Image and Interpretation: Encoding and Decoding a Narrative Textile Installation

 

ABSTRACT

My research places textiles within a communication paradigm, considering cloth as a narrative form and examining the relationship between authorial intention and viewer interpretation. The personal and cultural experiences that inform the making and reading of textiles are considered through my practice, and the influence of content, cloth, and context on viewers’ interpretations of textiles in public spaces is examined. The visual content of my current work reflects on aspects of society, family, and cultural myth, particularly how the histories of past lives are represented and interpreted. The Ties That Bind II (2008) textile triptych is based on the experiences of a Quaker conscientious objector in the First World War and the consequences of his beliefs for himself and his family.
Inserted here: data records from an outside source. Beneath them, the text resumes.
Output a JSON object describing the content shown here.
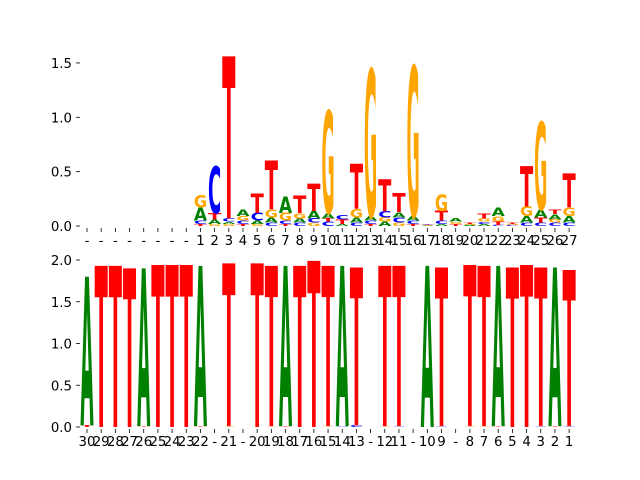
{
  "chart_data": [
    {
      "type": "sequence-logo",
      "panel": "top",
      "ylabel": "",
      "xlabel": "",
      "ylim": [
        0,
        1.6
      ],
      "yticks": [
        "0.0",
        "0.5",
        "1.0",
        "1.5"
      ],
      "ytick_values": [
        0,
        0.5,
        1.0,
        1.5
      ],
      "grid": false,
      "colors": {
        "A": "#008000",
        "C": "#0000ff",
        "G": "#ffa500",
        "T": "#ff0000"
      },
      "xtick_labels": [
        "-",
        "-",
        "-",
        "-",
        "-",
        "-",
        "-",
        "-",
        "1",
        "2",
        "3",
        "4",
        "5",
        "6",
        "7",
        "8",
        "9",
        "10",
        "11",
        "12",
        "13",
        "14",
        "15",
        "16",
        "17",
        "18",
        "19",
        "20",
        "21",
        "22",
        "23",
        "24",
        "25",
        "26",
        "27"
      ],
      "positions": [
        [],
        [],
        [],
        [],
        [],
        [],
        [],
        [],
        [
          [
            "T",
            0.02
          ],
          [
            "C",
            0.03
          ],
          [
            "A",
            0.12
          ],
          [
            "G",
            0.11
          ]
        ],
        [
          [
            "G",
            0.02
          ],
          [
            "A",
            0.04
          ],
          [
            "T",
            0.06
          ],
          [
            "C",
            0.43
          ]
        ],
        [
          [
            "G",
            0.02
          ],
          [
            "A",
            0.02
          ],
          [
            "C",
            0.03
          ],
          [
            "T",
            1.49
          ]
        ],
        [
          [
            "T",
            0.02
          ],
          [
            "C",
            0.03
          ],
          [
            "G",
            0.04
          ],
          [
            "A",
            0.06
          ]
        ],
        [
          [
            "G",
            0.02
          ],
          [
            "A",
            0.03
          ],
          [
            "C",
            0.07
          ],
          [
            "T",
            0.18
          ]
        ],
        [
          [
            "C",
            0.03
          ],
          [
            "A",
            0.05
          ],
          [
            "G",
            0.07
          ],
          [
            "T",
            0.45
          ]
        ],
        [
          [
            "T",
            0.02
          ],
          [
            "C",
            0.03
          ],
          [
            "G",
            0.07
          ],
          [
            "A",
            0.15
          ]
        ],
        [
          [
            "C",
            0.03
          ],
          [
            "A",
            0.04
          ],
          [
            "G",
            0.05
          ],
          [
            "T",
            0.16
          ]
        ],
        [
          [
            "G",
            0.03
          ],
          [
            "C",
            0.04
          ],
          [
            "A",
            0.07
          ],
          [
            "T",
            0.25
          ]
        ],
        [
          [
            "C",
            0.04
          ],
          [
            "T",
            0.03
          ],
          [
            "A",
            0.05
          ],
          [
            "G",
            0.94
          ]
        ],
        [
          [
            "A",
            0.02
          ],
          [
            "T",
            0.04
          ],
          [
            "C",
            0.04
          ]
        ],
        [
          [
            "C",
            0.03
          ],
          [
            "A",
            0.05
          ],
          [
            "G",
            0.08
          ],
          [
            "T",
            0.41
          ]
        ],
        [
          [
            "T",
            0.02
          ],
          [
            "C",
            0.03
          ],
          [
            "A",
            0.04
          ],
          [
            "G",
            1.35
          ]
        ],
        [
          [
            "A",
            0.04
          ],
          [
            "G",
            0.04
          ],
          [
            "C",
            0.06
          ],
          [
            "T",
            0.29
          ]
        ],
        [
          [
            "G",
            0.03
          ],
          [
            "C",
            0.05
          ],
          [
            "A",
            0.05
          ],
          [
            "T",
            0.17
          ]
        ],
        [
          [
            "T",
            0.02
          ],
          [
            "C",
            0.03
          ],
          [
            "A",
            0.04
          ],
          [
            "G",
            1.38
          ]
        ],
        [
          [
            "G",
            0.005
          ],
          [
            "A",
            0.005
          ],
          [
            "C",
            0.005
          ],
          [
            "T",
            0.005
          ]
        ],
        [
          [
            "A",
            0.02
          ],
          [
            "C",
            0.03
          ],
          [
            "T",
            0.09
          ],
          [
            "G",
            0.15
          ]
        ],
        [
          [
            "T",
            0.02
          ],
          [
            "G",
            0.02
          ],
          [
            "A",
            0.03
          ]
        ],
        [
          [
            "A",
            0.01
          ],
          [
            "G",
            0.01
          ],
          [
            "T",
            0.01
          ]
        ],
        [
          [
            "A",
            0.02
          ],
          [
            "C",
            0.02
          ],
          [
            "G",
            0.03
          ],
          [
            "T",
            0.05
          ]
        ],
        [
          [
            "C",
            0.01
          ],
          [
            "T",
            0.03
          ],
          [
            "G",
            0.05
          ],
          [
            "A",
            0.08
          ]
        ],
        [
          [
            "C",
            0.01
          ],
          [
            "G",
            0.01
          ],
          [
            "T",
            0.01
          ]
        ],
        [
          [
            "C",
            0.03
          ],
          [
            "A",
            0.06
          ],
          [
            "G",
            0.09
          ],
          [
            "T",
            0.37
          ]
        ],
        [
          [
            "C",
            0.03
          ],
          [
            "T",
            0.05
          ],
          [
            "A",
            0.07
          ],
          [
            "G",
            0.8
          ]
        ],
        [
          [
            "C",
            0.03
          ],
          [
            "G",
            0.03
          ],
          [
            "A",
            0.05
          ],
          [
            "T",
            0.04
          ]
        ],
        [
          [
            "C",
            0.03
          ],
          [
            "A",
            0.06
          ],
          [
            "G",
            0.08
          ],
          [
            "T",
            0.31
          ]
        ]
      ]
    },
    {
      "type": "sequence-logo",
      "panel": "bottom",
      "ylabel": "",
      "xlabel": "",
      "ylim": [
        0,
        2.0
      ],
      "yticks": [
        "0.0",
        "0.5",
        "1.0",
        "1.5",
        "2.0"
      ],
      "ytick_values": [
        0,
        0.5,
        1.0,
        1.5,
        2.0
      ],
      "grid": false,
      "colors": {
        "A": "#008000",
        "C": "#0000ff",
        "G": "#ffa500",
        "T": "#ff0000"
      },
      "xtick_labels": [
        "30",
        "29",
        "28",
        "27",
        "26",
        "25",
        "24",
        "23",
        "22",
        "-",
        "21",
        "-",
        "20",
        "19",
        "18",
        "17",
        "16",
        "15",
        "14",
        "13",
        "-",
        "12",
        "11",
        "-",
        "10",
        "9",
        "-",
        "8",
        "7",
        "6",
        "5",
        "4",
        "3",
        "2",
        "1"
      ],
      "positions": [
        [
          [
            "T",
            0.02
          ],
          [
            "A",
            1.78
          ]
        ],
        [
          [
            "T",
            1.93
          ]
        ],
        [
          [
            "T",
            1.93
          ]
        ],
        [
          [
            "T",
            1.9
          ]
        ],
        [
          [
            "T",
            0.01
          ],
          [
            "A",
            1.89
          ]
        ],
        [
          [
            "T",
            1.94
          ]
        ],
        [
          [
            "T",
            1.94
          ]
        ],
        [
          [
            "T",
            1.94
          ]
        ],
        [
          [
            "T",
            0.01
          ],
          [
            "A",
            1.92
          ]
        ],
        [],
        [
          [
            "G",
            0.01
          ],
          [
            "T",
            1.95
          ]
        ],
        [],
        [
          [
            "T",
            1.96
          ]
        ],
        [
          [
            "G",
            0.01
          ],
          [
            "T",
            1.92
          ]
        ],
        [
          [
            "T",
            0.01
          ],
          [
            "A",
            1.92
          ]
        ],
        [
          [
            "T",
            1.93
          ]
        ],
        [
          [
            "T",
            1.99
          ]
        ],
        [
          [
            "G",
            0.01
          ],
          [
            "T",
            1.92
          ]
        ],
        [
          [
            "C",
            0.01
          ],
          [
            "A",
            1.92
          ]
        ],
        [
          [
            "C",
            0.02
          ],
          [
            "T",
            1.89
          ]
        ],
        [],
        [
          [
            "G",
            0.01
          ],
          [
            "T",
            1.92
          ]
        ],
        [
          [
            "C",
            0.01
          ],
          [
            "T",
            1.92
          ]
        ],
        [],
        [
          [
            "A",
            1.93
          ]
        ],
        [
          [
            "C",
            0.01
          ],
          [
            "T",
            1.9
          ]
        ],
        [],
        [
          [
            "G",
            0.01
          ],
          [
            "T",
            1.93
          ]
        ],
        [
          [
            "G",
            0.01
          ],
          [
            "T",
            1.92
          ]
        ],
        [
          [
            "T",
            0.01
          ],
          [
            "A",
            1.92
          ]
        ],
        [
          [
            "T",
            1.91
          ]
        ],
        [
          [
            "T",
            1.94
          ]
        ],
        [
          [
            "C",
            0.01
          ],
          [
            "T",
            1.9
          ]
        ],
        [
          [
            "T",
            0.01
          ],
          [
            "A",
            1.9
          ]
        ],
        [
          [
            "C",
            0.01
          ],
          [
            "T",
            1.87
          ]
        ]
      ]
    }
  ]
}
The narrative sequence aims to visually communicate the family at the start of the war, the objector's imprisonment, and the postwar hostility towards conscientious objectors’ families. The visual content of the work was constructed within a semiotic framework in order to test the reading of individual signifiers and visual syntagms within the textiles. The textile triptych was exhibited without a content description at the Bankfield Museum and Art Gallery in West Yorkshire and Manchester Museum of Science and Industry in order to examine viewers’ interpretations of the narrative. This paper discusses the construction of the work and viewer responses to it at each site, exploring the meanings attributed to the individual images and narrative textile sequence, but also the personal and cultural influences that informed viewers’ interpretations of the textiles.